Weather charts are created by NOAA and broadcast via radiofax by USCG, and can be received with Airmail software using any of the SCS Pactor modems.
The first thing you need is the broadcast schedule. So go to this web page: http://weather.noaa.gov/fax/marine.shtml Scroll down and find “Worldwide Marine Radiofacsimile Broadcast Schedules (PDF)” and download a copy. There are five US broadcast stations: Pt. Reyes (near San Francisco), New Oreans, Boston, Alaska and Hawaii, plus a bunch of overseas stations. The US stations are coast guard and quite reliable, the others vary. The schedule tells you times for each chart, for each station.

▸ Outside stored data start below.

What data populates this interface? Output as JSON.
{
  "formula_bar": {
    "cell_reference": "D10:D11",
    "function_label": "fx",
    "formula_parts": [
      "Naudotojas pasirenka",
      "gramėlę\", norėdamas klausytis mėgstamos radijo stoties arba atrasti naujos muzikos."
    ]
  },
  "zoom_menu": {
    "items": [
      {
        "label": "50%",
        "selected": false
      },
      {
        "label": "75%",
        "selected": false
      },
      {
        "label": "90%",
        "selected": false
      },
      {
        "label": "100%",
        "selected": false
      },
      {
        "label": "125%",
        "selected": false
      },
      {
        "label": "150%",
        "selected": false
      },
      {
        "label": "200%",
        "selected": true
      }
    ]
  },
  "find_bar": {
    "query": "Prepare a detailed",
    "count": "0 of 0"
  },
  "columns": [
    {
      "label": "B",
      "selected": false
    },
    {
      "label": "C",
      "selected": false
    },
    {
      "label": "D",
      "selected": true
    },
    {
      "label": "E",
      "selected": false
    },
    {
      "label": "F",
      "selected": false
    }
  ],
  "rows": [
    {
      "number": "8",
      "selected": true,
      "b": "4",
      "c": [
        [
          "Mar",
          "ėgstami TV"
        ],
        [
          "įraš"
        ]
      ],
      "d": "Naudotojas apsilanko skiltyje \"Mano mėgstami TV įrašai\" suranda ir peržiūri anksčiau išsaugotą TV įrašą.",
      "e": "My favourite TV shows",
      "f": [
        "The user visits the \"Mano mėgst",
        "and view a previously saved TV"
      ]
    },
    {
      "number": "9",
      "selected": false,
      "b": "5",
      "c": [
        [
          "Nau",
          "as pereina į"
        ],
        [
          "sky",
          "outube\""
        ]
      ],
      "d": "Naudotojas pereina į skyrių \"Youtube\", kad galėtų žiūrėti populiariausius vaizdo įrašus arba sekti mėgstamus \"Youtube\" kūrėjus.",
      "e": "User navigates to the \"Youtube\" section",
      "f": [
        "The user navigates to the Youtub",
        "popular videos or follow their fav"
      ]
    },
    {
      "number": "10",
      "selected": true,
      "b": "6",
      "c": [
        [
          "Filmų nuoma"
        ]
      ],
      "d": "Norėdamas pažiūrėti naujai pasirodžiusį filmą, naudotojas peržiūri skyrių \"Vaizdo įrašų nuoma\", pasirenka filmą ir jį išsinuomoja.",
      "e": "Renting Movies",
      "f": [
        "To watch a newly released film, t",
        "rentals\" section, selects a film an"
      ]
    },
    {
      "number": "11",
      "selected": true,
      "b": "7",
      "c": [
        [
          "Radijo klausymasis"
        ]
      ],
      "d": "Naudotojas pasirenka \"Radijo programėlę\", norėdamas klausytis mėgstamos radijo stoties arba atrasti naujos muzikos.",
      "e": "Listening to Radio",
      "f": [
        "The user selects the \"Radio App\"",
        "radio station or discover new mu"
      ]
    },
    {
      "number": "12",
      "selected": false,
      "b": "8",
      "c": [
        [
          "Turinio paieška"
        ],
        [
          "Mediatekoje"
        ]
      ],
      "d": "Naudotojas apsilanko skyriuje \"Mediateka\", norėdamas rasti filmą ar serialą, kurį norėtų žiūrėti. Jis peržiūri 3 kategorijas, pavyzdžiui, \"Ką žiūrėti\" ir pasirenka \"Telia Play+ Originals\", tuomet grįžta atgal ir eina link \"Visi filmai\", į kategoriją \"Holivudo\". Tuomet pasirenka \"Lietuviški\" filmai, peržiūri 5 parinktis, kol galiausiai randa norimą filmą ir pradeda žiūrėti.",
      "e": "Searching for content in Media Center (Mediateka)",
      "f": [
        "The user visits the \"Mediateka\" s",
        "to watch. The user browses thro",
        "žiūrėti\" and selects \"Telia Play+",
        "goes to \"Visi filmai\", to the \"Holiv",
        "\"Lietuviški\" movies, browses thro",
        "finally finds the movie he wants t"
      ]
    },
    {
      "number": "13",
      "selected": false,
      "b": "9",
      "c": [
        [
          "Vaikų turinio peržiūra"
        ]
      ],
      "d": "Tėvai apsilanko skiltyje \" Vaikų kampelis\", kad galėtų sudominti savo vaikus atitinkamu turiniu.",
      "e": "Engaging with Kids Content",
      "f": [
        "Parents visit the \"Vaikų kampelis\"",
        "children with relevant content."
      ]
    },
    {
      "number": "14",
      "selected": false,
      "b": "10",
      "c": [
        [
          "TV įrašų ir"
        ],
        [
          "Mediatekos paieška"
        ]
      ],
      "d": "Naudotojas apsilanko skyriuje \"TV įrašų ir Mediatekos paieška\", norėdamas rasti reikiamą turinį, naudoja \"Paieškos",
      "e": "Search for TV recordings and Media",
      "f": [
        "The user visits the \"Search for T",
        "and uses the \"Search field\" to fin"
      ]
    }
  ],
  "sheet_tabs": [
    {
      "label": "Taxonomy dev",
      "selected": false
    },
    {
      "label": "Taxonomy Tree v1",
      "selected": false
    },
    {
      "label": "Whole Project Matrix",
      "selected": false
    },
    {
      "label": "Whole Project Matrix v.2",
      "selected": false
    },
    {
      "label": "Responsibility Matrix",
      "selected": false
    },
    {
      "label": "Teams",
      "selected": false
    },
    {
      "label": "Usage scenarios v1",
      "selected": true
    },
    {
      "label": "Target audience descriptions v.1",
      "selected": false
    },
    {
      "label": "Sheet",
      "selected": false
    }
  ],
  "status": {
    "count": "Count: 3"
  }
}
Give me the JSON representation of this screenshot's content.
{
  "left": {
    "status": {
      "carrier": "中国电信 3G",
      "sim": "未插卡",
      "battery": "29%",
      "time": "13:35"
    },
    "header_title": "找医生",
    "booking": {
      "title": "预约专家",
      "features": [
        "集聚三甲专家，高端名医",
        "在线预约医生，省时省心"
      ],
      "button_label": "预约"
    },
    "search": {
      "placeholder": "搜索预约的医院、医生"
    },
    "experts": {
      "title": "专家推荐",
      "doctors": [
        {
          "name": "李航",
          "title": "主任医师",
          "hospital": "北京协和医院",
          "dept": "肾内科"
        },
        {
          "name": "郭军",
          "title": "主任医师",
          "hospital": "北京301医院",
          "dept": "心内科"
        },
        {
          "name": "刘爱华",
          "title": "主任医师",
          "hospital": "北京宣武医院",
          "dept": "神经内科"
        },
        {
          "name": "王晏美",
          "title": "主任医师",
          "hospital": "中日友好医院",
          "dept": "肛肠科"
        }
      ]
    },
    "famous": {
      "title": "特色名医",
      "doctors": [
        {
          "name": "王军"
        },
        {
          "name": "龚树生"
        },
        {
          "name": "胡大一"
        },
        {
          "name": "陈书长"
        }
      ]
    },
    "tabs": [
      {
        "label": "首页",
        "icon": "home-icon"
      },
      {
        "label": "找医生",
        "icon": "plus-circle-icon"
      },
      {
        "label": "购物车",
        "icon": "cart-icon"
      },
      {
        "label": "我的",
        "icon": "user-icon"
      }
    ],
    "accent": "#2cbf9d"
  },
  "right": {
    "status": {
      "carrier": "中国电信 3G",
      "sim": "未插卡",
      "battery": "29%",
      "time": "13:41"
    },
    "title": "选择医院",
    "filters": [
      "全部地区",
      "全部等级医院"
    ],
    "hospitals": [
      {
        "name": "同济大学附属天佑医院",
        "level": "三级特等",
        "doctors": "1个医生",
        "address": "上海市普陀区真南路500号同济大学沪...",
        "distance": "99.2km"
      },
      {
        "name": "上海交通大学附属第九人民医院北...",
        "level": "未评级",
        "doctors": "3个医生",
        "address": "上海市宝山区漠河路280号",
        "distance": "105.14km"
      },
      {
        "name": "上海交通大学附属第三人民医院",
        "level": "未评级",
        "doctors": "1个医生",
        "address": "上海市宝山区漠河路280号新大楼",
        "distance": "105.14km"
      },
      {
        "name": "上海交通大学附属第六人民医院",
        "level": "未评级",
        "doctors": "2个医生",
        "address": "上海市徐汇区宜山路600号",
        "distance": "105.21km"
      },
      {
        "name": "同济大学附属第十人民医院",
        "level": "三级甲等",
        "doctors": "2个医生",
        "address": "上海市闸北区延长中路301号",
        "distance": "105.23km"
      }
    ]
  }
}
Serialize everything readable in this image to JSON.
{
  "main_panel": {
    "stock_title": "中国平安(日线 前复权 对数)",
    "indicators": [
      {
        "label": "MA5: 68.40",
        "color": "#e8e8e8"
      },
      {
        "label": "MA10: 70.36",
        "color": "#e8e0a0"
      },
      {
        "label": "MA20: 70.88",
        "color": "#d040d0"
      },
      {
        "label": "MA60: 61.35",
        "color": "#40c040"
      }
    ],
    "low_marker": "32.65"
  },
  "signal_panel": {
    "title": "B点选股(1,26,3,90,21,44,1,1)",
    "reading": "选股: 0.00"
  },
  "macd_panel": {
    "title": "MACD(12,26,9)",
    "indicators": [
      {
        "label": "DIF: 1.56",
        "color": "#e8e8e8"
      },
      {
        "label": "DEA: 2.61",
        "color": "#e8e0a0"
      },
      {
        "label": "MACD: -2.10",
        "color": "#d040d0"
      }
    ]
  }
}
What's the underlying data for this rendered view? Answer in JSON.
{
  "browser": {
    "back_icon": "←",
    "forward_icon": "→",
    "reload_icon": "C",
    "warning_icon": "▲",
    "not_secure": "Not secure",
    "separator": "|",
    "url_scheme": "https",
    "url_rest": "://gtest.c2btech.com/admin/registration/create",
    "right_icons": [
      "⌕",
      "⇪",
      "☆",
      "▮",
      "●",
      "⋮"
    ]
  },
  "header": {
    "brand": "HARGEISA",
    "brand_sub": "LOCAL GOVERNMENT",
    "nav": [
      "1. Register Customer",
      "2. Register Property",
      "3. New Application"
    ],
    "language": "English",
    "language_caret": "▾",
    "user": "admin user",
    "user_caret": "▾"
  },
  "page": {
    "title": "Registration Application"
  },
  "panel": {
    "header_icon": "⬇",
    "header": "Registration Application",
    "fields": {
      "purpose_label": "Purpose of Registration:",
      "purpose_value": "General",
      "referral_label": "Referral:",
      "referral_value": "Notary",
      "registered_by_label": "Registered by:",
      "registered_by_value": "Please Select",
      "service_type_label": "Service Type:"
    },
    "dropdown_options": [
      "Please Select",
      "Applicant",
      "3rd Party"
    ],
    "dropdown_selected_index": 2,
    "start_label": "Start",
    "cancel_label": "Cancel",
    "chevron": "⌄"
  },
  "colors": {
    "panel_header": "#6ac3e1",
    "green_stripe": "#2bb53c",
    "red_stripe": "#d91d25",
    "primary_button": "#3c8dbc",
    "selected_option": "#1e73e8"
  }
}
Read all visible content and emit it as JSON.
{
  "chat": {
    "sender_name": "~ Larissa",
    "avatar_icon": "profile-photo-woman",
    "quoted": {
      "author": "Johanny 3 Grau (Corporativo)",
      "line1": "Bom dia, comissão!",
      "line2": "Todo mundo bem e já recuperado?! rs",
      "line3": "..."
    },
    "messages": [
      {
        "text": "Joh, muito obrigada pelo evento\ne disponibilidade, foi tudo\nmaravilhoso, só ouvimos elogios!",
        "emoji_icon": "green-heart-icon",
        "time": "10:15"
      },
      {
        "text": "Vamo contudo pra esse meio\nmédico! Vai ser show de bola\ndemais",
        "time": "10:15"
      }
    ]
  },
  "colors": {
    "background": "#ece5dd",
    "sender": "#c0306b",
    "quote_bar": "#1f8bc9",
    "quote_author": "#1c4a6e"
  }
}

Now open Airmail, open the “fax” window (“Get Fax” under Modules menu, or button on toolbar). With radio and modem powered on, select fax mode, select station and frequency. The radio freq should be set (selected freq minus 1.9 khz), and you should hear a characteristic “warbling” fax tone, if the station is transmitting. Try each frequency for the clearest signal. Then wait– Airmail will detect the special tone at the beginning and end of each fax transmission, copes each chart and saves them automatically.
You will note in the schedule that the charts are send in blocks over a couple of hour period, just turn the radio on and open’s airmail’s fax window, and let it run during that period.
Now, all that said, you can get most of the same information from GFS grib data. The zero-hour forecast-time is based on actual conditions, then each forecast is computed from that. The same data is used for grib files, and also to generate the fax charts. The fax charts are reviewed by forecasters, and information added– storm warnings, frontal positions, etc.